É para os pescadores a homenagem hasteada na Praça Cidade S. Salvador, em Matosinhos, na fronteira com o Porto. E resulta do projecto de requalificação da marginal Sul, integrado no Programa Polis, que abrange 28 cidades (ver página ao lado).
À medida que a objectiva do olhar se aproxima, a instalação ganha outra configuração, auxiliada pelo poder dos holofotes, colocados na rotunda relvada. No coração da efígie, está hospedado o fundo do oceano.
Não é a primeira vez que Janet Echelman, a escultora norte-americana responsável pela imagem superlativa, intervém em espaços públicos, criando volumetrias ilimitadas, dotando-as, através do seu material privilegiado - as redes -, de uma proporcionalmente inversa leveza.

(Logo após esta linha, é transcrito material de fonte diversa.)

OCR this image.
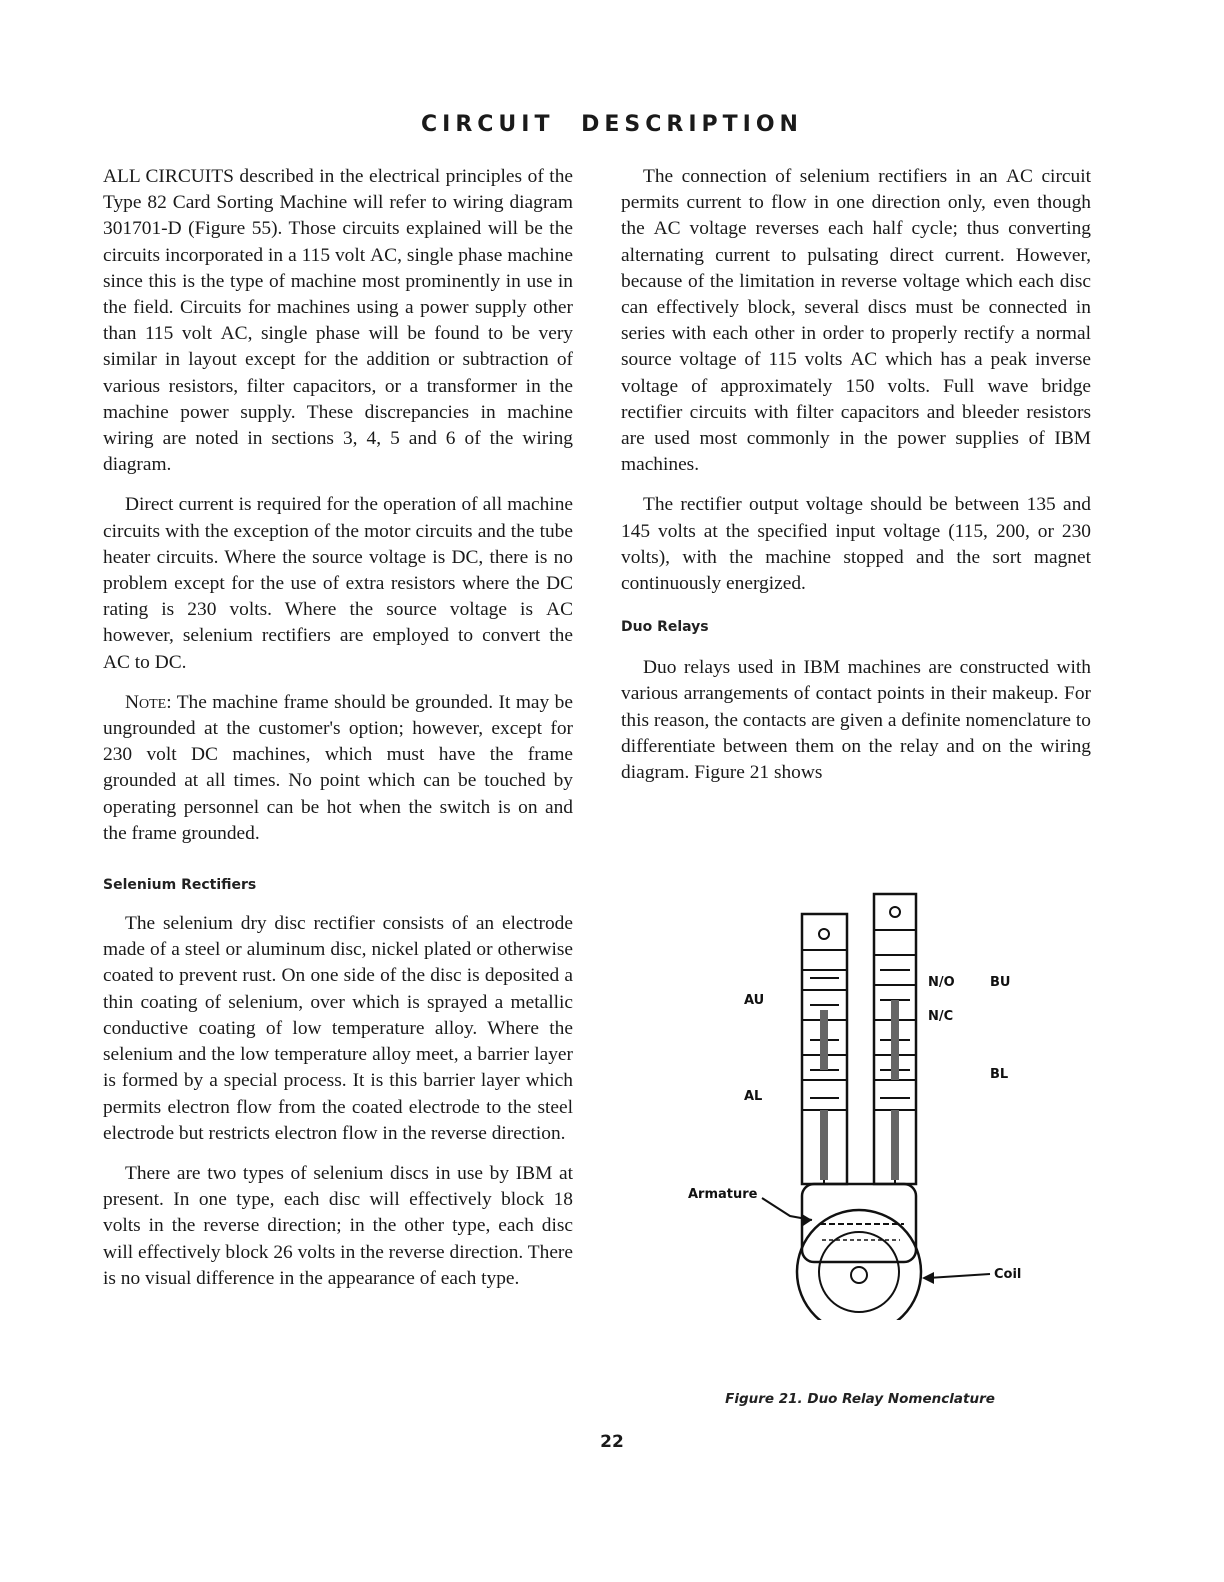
CIRCUIT DESCRIPTION

ALL CIRCUITS described in the electrical principles of the Type 82 Card Sorting Machine will refer to wiring diagram 301701-D (Figure 55). Those circuits explained will be the circuits incorporated in a 115 volt AC, single phase machine since this is the type of machine most prominently in use in the field. Circuits for machines using a power supply other than 115 volt AC, single phase will be found to be very similar in layout except for the addition or subtraction of various resistors, filter capacitors, or a transformer in the machine power supply. These discrepancies in machine wiring are noted in sections 3, 4, 5 and 6 of the wiring diagram.

Direct current is required for the operation of all machine circuits with the exception of the motor circuits and the tube heater circuits. Where the source voltage is DC, there is no problem except for the use of extra resistors where the DC rating is 230 volts. Where the source voltage is AC however, selenium rectifiers are employed to convert the AC to DC.

Note: The machine frame should be grounded. It may be ungrounded at the customer's option; however, except for 230 volt DC machines, which must have the frame grounded at all times. No point which can be touched by operating personnel can be hot when the switch is on and the frame grounded.

Selenium Rectifiers

The selenium dry disc rectifier consists of an electrode made of a steel or aluminum disc, nickel plated or otherwise coated to prevent rust. On one side of the disc is deposited a thin coating of selenium, over which is sprayed a metallic conductive coating of low temperature alloy. Where the selenium and the low temperature alloy meet, a barrier layer is formed by a special process. It is this barrier layer which permits electron flow from the coated electrode to the steel electrode but restricts electron flow in the reverse direction.

There are two types of selenium discs in use by IBM at present. In one type, each disc will effectively block 18 volts in the reverse direction; in the other type, each disc will effectively block 26 volts in the reverse direction. There is no visual difference in the appearance of each type.

The connection of selenium rectifiers in an AC circuit permits current to flow in one direction only, even though the AC voltage reverses each half cycle; thus converting alternating current to pulsating direct current. However, because of the limitation in reverse voltage which each disc can effectively block, several discs must be connected in series with each other in order to properly rectify a normal source voltage of 115 volts AC which has a peak inverse voltage of approximately 150 volts. Full wave bridge rectifier circuits with filter capacitors and bleeder resistors are used most commonly in the power supplies of IBM machines.

The rectifier output voltage should be between 135 and 145 volts at the specified input voltage (115, 200, or 230 volts), with the machine stopped and the sort magnet continuously energized.

Duo Relays

Duo relays used in IBM machines are constructed with various arrangements of contact points in their makeup. For this reason, the contacts are given a definite nomenclature to differentiate between them on the relay and on the wiring diagram. Figure 21 shows

AU
AL
N/O
N/C
BU
BL
Armature
Coil
Figure 21. Duo Relay Nomenclature
22
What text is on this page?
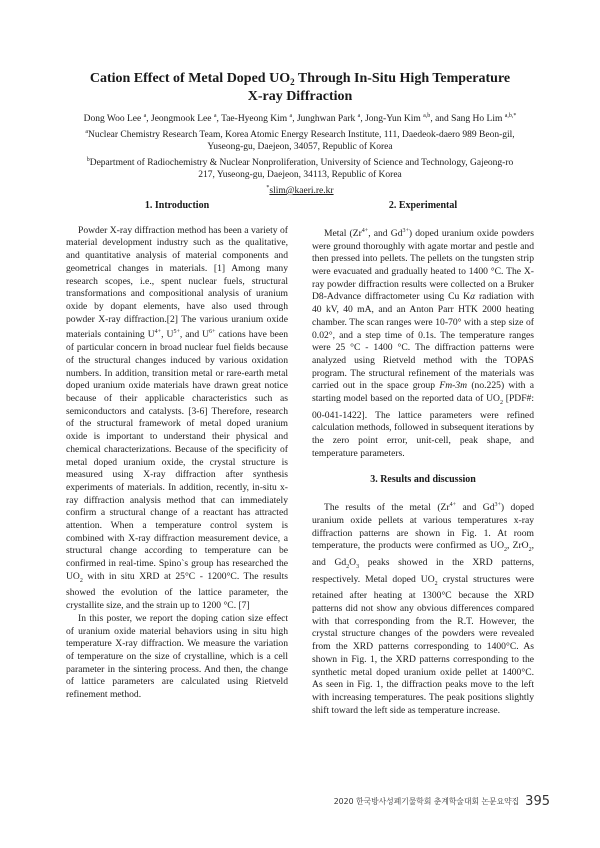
Cation Effect of Metal Doped $UO_2$ Through In-Situ High Temperature
X-ray Diffraction
Dong Woo Lee $^a$, Jeongmook Lee $^a$, Tae-Hyeong Kim $^a$, Junghwan Park $^a$, Jong-Yun Kim $^{a,b}$, and Sang Ho Lim $^{a,b,*}$
$^a$Nuclear Chemistry Research Team, Korea Atomic Energy Research Institute, 111, Daedeok-daero 989 Beon-gil,
Yuseong-gu, Daejeon, 34057, Republic of Korea
$^b$Department of Radiochemistry & Nuclear Nonproliferation, University of Science and Technology, Gajeong-ro
217, Yuseong-gu, Daejeon, 34113, Republic of Korea
*slim@kaeri.re.kr
1. Introduction

Powder X-ray diffraction method has been a variety of material development industry such as the qualitative, and quantitative analysis of material components and geometrical changes in materials. [1] Among many research scopes, i.e., spent nuclear fuels, structural transformations and compositional analysis of uranium oxide by dopant elements, have also used through powder X-ray diffraction.[2] The various uranium oxide materials containing $U^{4+}$, $U^{5+}$, and $U^{6+}$ cations have been of particular concern in broad nuclear fuel fields because of the structural changes induced by various oxidation numbers. In addition, transition metal or rare-earth metal doped uranium oxide materials have drawn great notice because of their applicable characteristics such as semiconductors and catalysts. [3-6] Therefore, research of the structural framework of metal doped uranium oxide is important to understand their physical and chemical characterizations. Because of the specificity of metal doped uranium oxide, the crystal structure is measured using X-ray diffraction after synthesis experiments of materials. In addition, recently, in-situ x-ray diffraction analysis method that can immediately confirm a structural change of a reactant has attracted attention. When a temperature control system is combined with X-ray diffraction measurement device, a structural change according to temperature can be confirmed in real-time. Spino`s group has researched the $UO_2$ with in situ XRD at 25°C - 1200°C. The results showed the evolution of the lattice parameter, the crystallite size, and the strain up to 1200 °C. [7]

In this poster, we report the doping cation size effect of uranium oxide material behaviors using in situ high temperature X-ray diffraction. We measure the variation of temperature on the size of crystalline, which is a cell parameter in the sintering process. And then, the change of lattice parameters are calculated using Rietveld refinement method.

2. Experimental

Metal ($Zr^{4+}$, and $Gd^{3+}$) doped uranium oxide powders were ground thoroughly with agate mortar and pestle and then pressed into pellets. The pellets on the tungsten strip were evacuated and gradually heated to 1400 °C. The X-ray powder diffraction results were collected on a Bruker D8-Advance diffractometer using Cu Kα radiation with 40 kV, 40 mA, and an Anton Parr HTK 2000 heating chamber. The scan ranges were 10-70° with a step size of 0.02°, and a step time of 0.1s. The temperature ranges were 25 °C - 1400 °C. The diffraction patterns were analyzed using Rietveld method with the TOPAS program. The structural refinement of the materials was carried out in the space group Fm-3m (no.225) with a starting model based on the reported data of $UO_2$ [PDF#: 00-041-1422]. The lattice parameters were refined calculation methods, followed in subsequent iterations by the zero point error, unit-cell, peak shape, and temperature parameters.

3. Results and discussion

The results of the metal ($Zr^{4+}$ and $Gd^{3+}$) doped uranium oxide pellets at various temperatures x-ray diffraction patterns are shown in Fig. 1. At room temperature, the products were confirmed as $UO_2$, ZrO$_2$, and $Gd_2O_3$ peaks showed in the XRD patterns, respectively. Metal doped $UO_2$ crystal structures were retained after heating at 1300°C because the XRD patterns did not show any obvious differences compared with that corresponding from the R.T. However, the crystal structure changes of the powders were revealed from the XRD patterns corresponding to 1400°C. As shown in Fig. 1, the XRD patterns corresponding to the synthetic metal doped uranium oxide pellet at 1400°C. As seen in Fig. 1, the diffraction peaks move to the left with increasing temperatures. The peak positions slightly shift toward the left side as temperature increase.

2020 한국방사성폐기물학회 춘계학술대회 논문요약집 395
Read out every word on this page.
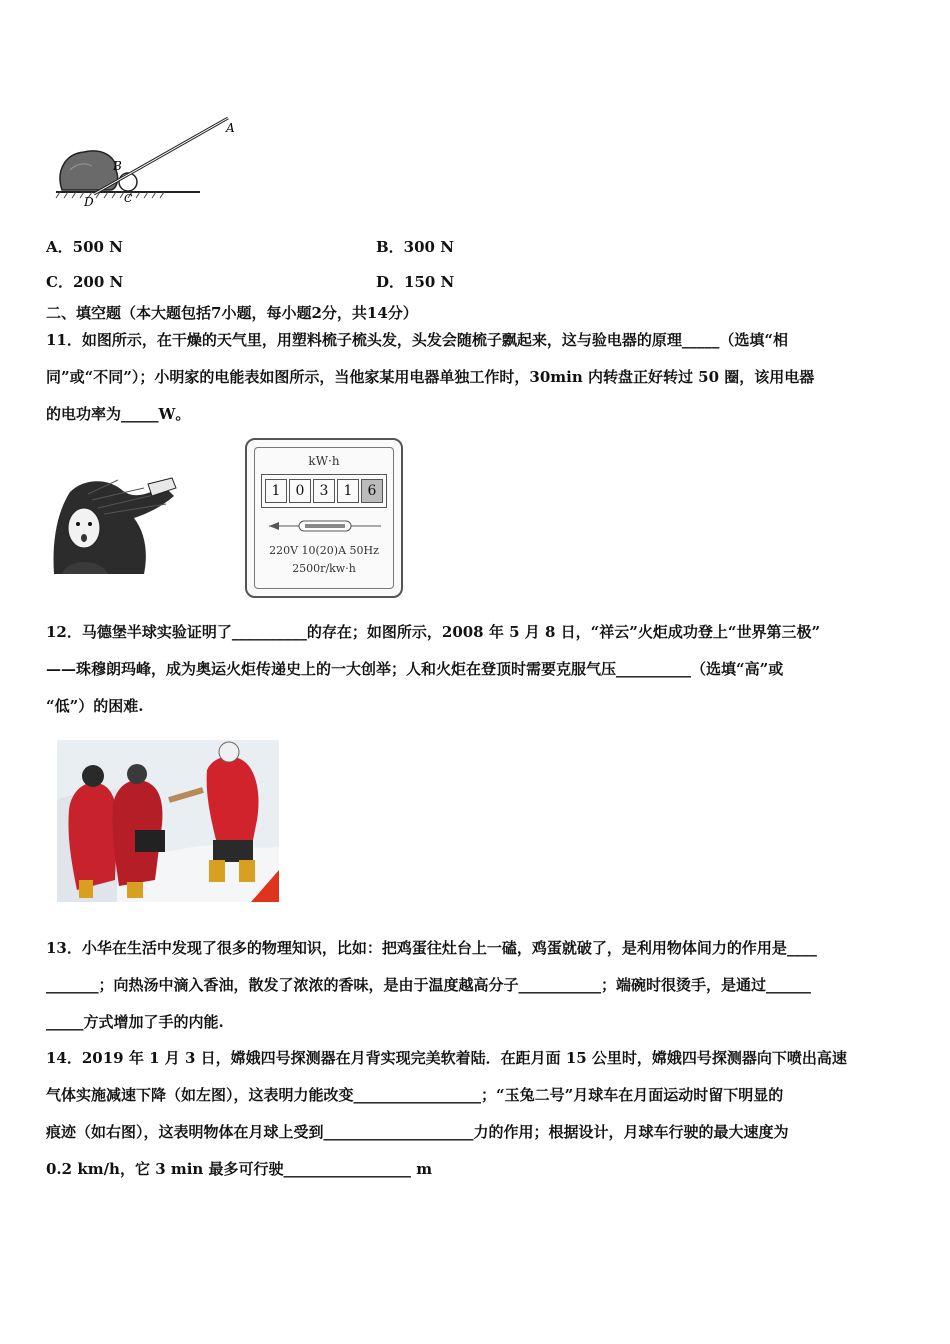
A
B
C
D
A．500 N	B．300 N
C．200 N	D．150 N
二、填空题（本大题包括7小题，每小题2分，共14分）
11．如图所示，在干燥的天气里，用塑料梳子梳头发，头发会随梳子飘起来，这与验电器的原理_____（选填“相
同”或“不同”）；小明家的电能表如图所示，当他家某用电器单独工作时，30min 内转盘正好转过 50 圈，该用电器
的电功率为_____W。
kW·h
1	0	3	1	6
220V 10(20)A 50Hz
2500r/kw·h
12．马德堡半球实验证明了__________的存在；如图所示，2008 年 5 月 8 日，“祥云”火炬成功登上“世界第三极”
——珠穆朗玛峰，成为奥运火炬传递史上的一大创举；人和火炬在登顶时需要克服气压__________（选填“高”或
“低”）的困难.
13．小华在生活中发现了很多的物理知识，比如：把鸡蛋往灶台上一磕，鸡蛋就破了，是利用物体间力的作用是____
_______；向热汤中滴入香油，散发了浓浓的香味，是由于温度越高分子___________；端碗时很烫手，是通过______
_____方式增加了手的内能.
14．2019 年 1 月 3 日，嫦娥四号探测器在月背实现完美软着陆．在距月面 15 公里时，嫦娥四号探测器向下喷出高速
气体实施减速下降（如左图），这表明力能改变_________________；“玉兔二号”月球车在月面运动时留下明显的
痕迹（如右图），这表明物体在月球上受到____________________力的作用；根据设计，月球车行驶的最大速度为
0.2 km/h，它 3 min 最多可行驶_________________ m
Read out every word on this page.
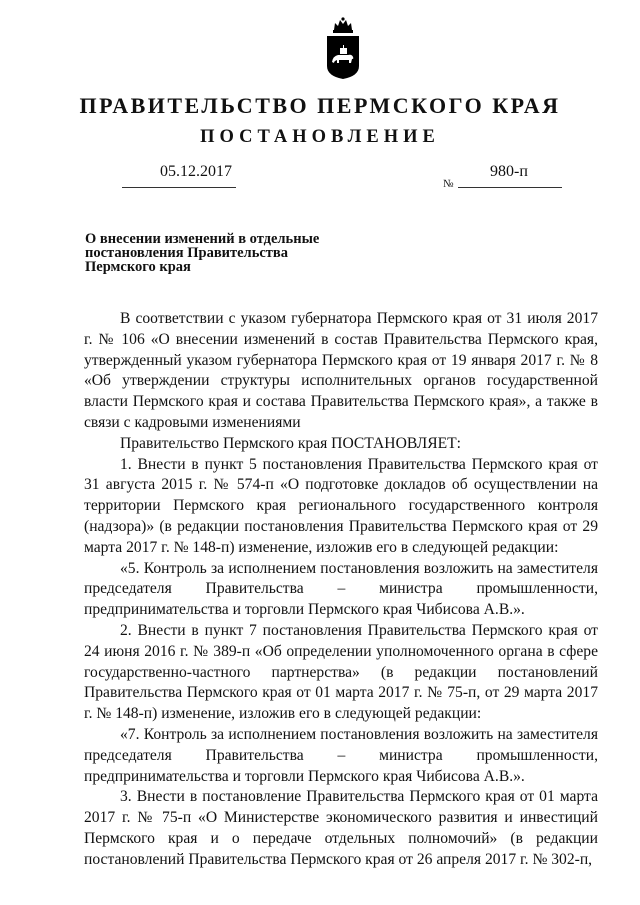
ПРАВИТЕЛЬСТВО ПЕРМСКОГО КРАЯ
ПОСТАНОВЛЕНИЕ
05.12.2017
№
980-п
О внесении изменений в отдельные
постановления Правительства
Пермского края

В соответствии с указом губернатора Пермского края от 31 июля 2017 г. № 106 «О внесении изменений в состав Правительства Пермского края, утвержденный указом губернатора Пермского края от 19 января 2017 г. № 8 «Об утверждении структуры исполнительных органов государственной власти Пермского края и состава Правительства Пермского края», а также в связи с кадровыми изменениями

Правительство Пермского края ПОСТАНОВЛЯЕТ:

1. Внести в пункт 5 постановления Правительства Пермского края от 31 августа 2015 г. № 574-п «О подготовке докладов об осуществлении на территории Пермского края регионального государственного контроля (надзора)» (в редакции постановления Правительства Пермского края от 29 марта 2017 г. № 148-п) изменение, изложив его в следующей редакции:

«5. Контроль за исполнением постановления возложить на заместителя председателя Правительства – министра промышленности, предпринимательства и торговли Пермского края Чибисова А.В.».

2. Внести в пункт 7 постановления Правительства Пермского края от 24 июня 2016 г. № 389-п «Об определении уполномоченного органа в сфере государственно-частного партнерства» (в редакции постановлений Правительства Пермского края от 01 марта 2017 г. № 75-п, от 29 марта 2017 г. № 148-п) изменение, изложив его в следующей редакции:

«7. Контроль за исполнением постановления возложить на заместителя председателя Правительства – министра промышленности, предпринимательства и торговли Пермского края Чибисова А.В.».

3. Внести в постановление Правительства Пермского края от 01 марта 2017 г. № 75-п «О Министерстве экономического развития и инвестиций Пермского края и о передаче отдельных полномочий» (в редакции постановлений Правительства Пермского края от 26 апреля 2017 г. № 302-п,
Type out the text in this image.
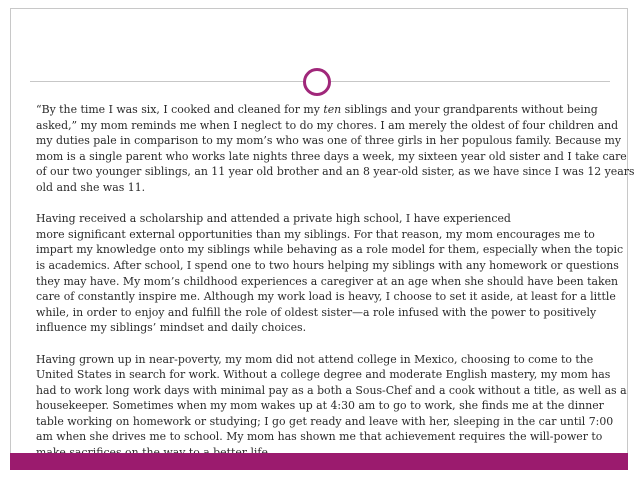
“By the time I was six, I cooked and cleaned for my ten siblings and your grandparents without being
asked,” my mom reminds me when I neglect to do my chores. I am merely the oldest of four children and
my duties pale in comparison to my mom’s who was one of three girls in her populous family. Because my
mom is a single parent who works late nights three days a week, my sixteen year old sister and I take care
of our two younger siblings, an 11 year old brother and an 8 year-old sister, as we have since I was 12 years
old and she was 11.

Having received a scholarship and attended a private high school, I have experienced
more significant external opportunities than my siblings. For that reason, my mom encourages me to
impart my knowledge onto my siblings while behaving as a role model for them, especially when the topic
is academics. After school, I spend one to two hours helping my siblings with any homework or questions
they may have. My mom’s childhood experiences a caregiver at an age when she should have been taken
care of constantly inspire me. Although my work load is heavy, I choose to set it aside, at least for a little
while, in order to enjoy and fulfill the role of oldest sister—a role infused with the power to positively
influence my siblings’ mindset and daily choices.

Having grown up in near-poverty, my mom did not attend college in Mexico, choosing to come to the
United States in search for work. Without a college degree and moderate English mastery, my mom has
had to work long work days with minimal pay as a both a Sous-Chef and a cook without a title, as well as a
housekeeper. Sometimes when my mom wakes up at 4:30 am to go to work, she finds me at the dinner
table working on homework or studying; I go get ready and leave with her, sleeping in the car until 7:00
am when she drives me to school. My mom has shown me that achievement requires the will-power to
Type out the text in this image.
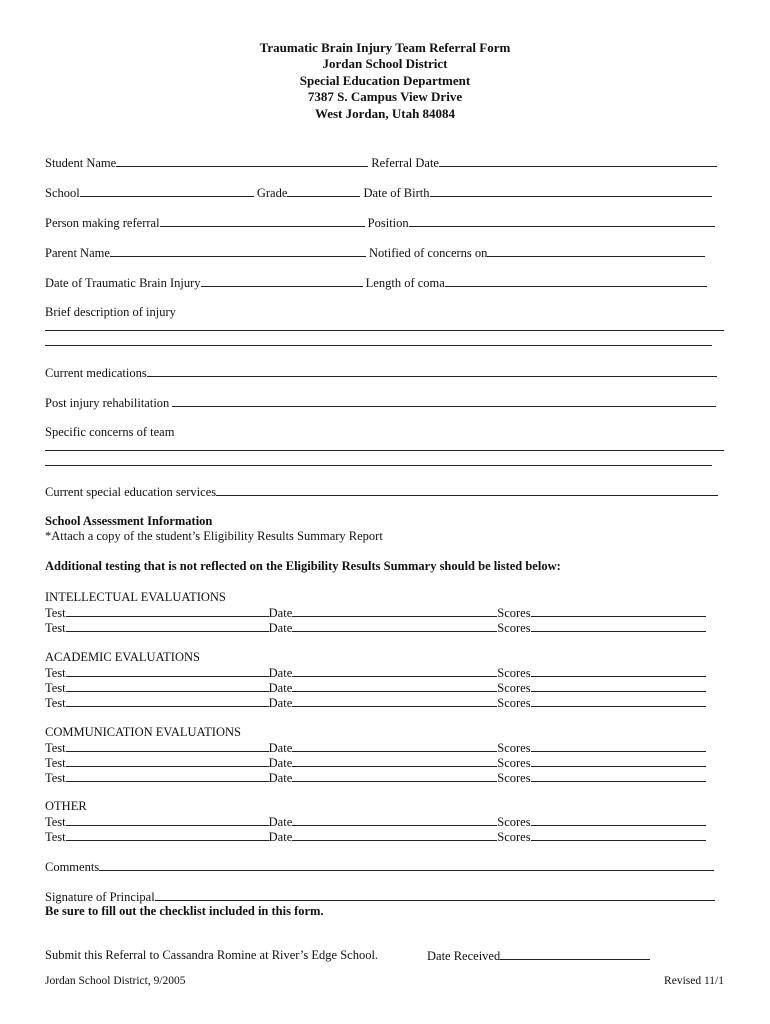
Traumatic Brain Injury Team Referral Form
Jordan School District
Special Education Department
7387 S. Campus View Drive
West Jordan, Utah 84084
Student Name	Referral Date
School	Grade	Date of Birth
Person making referral	Position
Parent Name	Notified of concerns on
Date of Traumatic Brain Injury	Length of coma
Brief description of injury
Current medications
Post injury rehabilitation
Specific concerns of team
Current special education services
School Assessment Information
*Attach a copy of the student’s Eligibility Results Summary Report
Additional testing that is not reflected on the Eligibility Results Summary should be listed below:
INTELLECTUAL EVALUATIONS
Test	Date	Scores
Test	Date	Scores
ACADEMIC EVALUATIONS
Test	Date	Scores
Test	Date	Scores
Test	Date	Scores
COMMUNICATION EVALUATIONS
Test	Date	Scores
Test	Date	Scores
Test	Date	Scores
OTHER
Test	Date	Scores
Test	Date	Scores
Comments
Signature of Principal
Be sure to fill out the checklist included in this form.
Submit this Referral to Cassandra Romine at River’s Edge School.	Date Received
Jordan School District, 9/2005	Revised 11/1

"Comecei a usar esses componentes em finais da década de 90, depois de uma estadia no Instituto Nacional de Design, na Índia", explica a autora ao JN. "Tive oportunidade de estudar os métodos ancestrais de construção de sólidas esculturas de bronze em pequenas aldeias piscatórias. Concluí que os largos buracos das redes de pesca eram a solução ideal para criar espaços volumétricos com grande luminosidade, contrastando com a sólida escultura de metal". Echelman tem esculturas de rede espalhadas pelo mundo de Madrid a Nova Iorque, do Texas à Lituânia.